Western University scientists are part of an international team of researchers shedding light into what the brain look like when we're unconscious.
Their work is helping to provide a greater understanding of brain activity, and could lead to improved diagnosis for people who have suffered a brain injury.
Dr. Andrea Soddu is a physicist at the Brain and Mind Institute at Western looking into what brains look like in a state of unconsciousness.
"Even when the brain is at rest, so it's not receiving any stimuli or is not involved in any task, there is still a lot of activity there," he says
To imagine the brain at rest think of a tennis player awaiting a serve. For maximum efficiency they're not standing still, they're constantly moving.
Soddu's work focuses on using functional magnetic resonance imaging as a tool to see activity while the brain is at rest.
"What it does is measures the changes in oxygen in the different parts of the brain," Soddu says.

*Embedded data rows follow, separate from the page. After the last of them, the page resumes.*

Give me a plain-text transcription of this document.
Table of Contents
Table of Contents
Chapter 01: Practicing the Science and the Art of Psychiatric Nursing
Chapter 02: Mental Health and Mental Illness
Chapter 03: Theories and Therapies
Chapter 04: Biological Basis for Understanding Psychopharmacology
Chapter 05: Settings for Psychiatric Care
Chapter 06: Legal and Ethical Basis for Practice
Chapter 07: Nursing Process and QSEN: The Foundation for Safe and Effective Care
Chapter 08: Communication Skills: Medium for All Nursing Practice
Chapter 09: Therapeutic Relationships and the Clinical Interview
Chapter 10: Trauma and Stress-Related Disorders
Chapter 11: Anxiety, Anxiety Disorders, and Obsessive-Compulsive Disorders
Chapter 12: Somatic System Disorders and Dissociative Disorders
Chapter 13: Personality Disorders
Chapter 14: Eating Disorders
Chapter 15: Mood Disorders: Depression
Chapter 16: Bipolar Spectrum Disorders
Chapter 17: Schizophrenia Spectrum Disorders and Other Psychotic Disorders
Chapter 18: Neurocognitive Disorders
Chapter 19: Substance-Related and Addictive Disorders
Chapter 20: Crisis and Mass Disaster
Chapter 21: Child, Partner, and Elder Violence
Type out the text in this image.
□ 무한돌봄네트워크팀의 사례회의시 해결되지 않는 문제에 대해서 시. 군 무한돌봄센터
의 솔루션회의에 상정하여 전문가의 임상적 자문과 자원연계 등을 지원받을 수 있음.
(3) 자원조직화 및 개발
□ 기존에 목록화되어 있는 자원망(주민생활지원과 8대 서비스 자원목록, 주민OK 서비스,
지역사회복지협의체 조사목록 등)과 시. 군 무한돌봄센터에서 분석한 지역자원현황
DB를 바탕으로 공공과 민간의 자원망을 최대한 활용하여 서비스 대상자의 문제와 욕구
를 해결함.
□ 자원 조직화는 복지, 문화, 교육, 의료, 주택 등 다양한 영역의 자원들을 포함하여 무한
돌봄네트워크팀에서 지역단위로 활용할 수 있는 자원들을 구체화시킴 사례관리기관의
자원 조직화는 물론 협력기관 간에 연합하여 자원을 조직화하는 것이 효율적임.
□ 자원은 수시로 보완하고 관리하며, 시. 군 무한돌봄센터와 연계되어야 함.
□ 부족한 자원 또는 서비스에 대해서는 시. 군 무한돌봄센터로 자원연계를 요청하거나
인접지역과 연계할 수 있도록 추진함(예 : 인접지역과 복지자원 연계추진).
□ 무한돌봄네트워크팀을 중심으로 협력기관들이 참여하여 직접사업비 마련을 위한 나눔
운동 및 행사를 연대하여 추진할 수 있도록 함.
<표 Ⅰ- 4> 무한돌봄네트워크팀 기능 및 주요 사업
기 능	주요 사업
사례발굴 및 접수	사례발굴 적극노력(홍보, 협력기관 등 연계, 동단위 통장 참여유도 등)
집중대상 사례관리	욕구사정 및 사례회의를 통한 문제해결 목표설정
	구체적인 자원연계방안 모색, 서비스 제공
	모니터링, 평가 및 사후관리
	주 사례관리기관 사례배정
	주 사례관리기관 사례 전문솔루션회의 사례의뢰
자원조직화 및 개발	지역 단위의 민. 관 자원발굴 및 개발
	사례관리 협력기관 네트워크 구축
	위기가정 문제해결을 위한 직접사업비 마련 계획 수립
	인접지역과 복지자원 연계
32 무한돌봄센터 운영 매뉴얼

MRI images are combined with other measures of consciousness such as glucose levels in the brain of someone with a profound injury and then that is compared to someone who is partially responsive and brain images of a healthy person.
Soddu adds "We really need to combine different approaches in order to come out with the diagnosis that's the most precise as possible."
And the results of the research could have profound implications in measuring states of consciousness.
"With this research we can build a really nice diagnostic tool to recognize different states of consciousness and to understand better the conditions that are necessary for conscious processes to happen," he says.
Future research willl look at how different regions in the brain are connected in a state of unconsciouness.
"What you want is to have these patients to come out, or at least to improve their condition," Soddu says.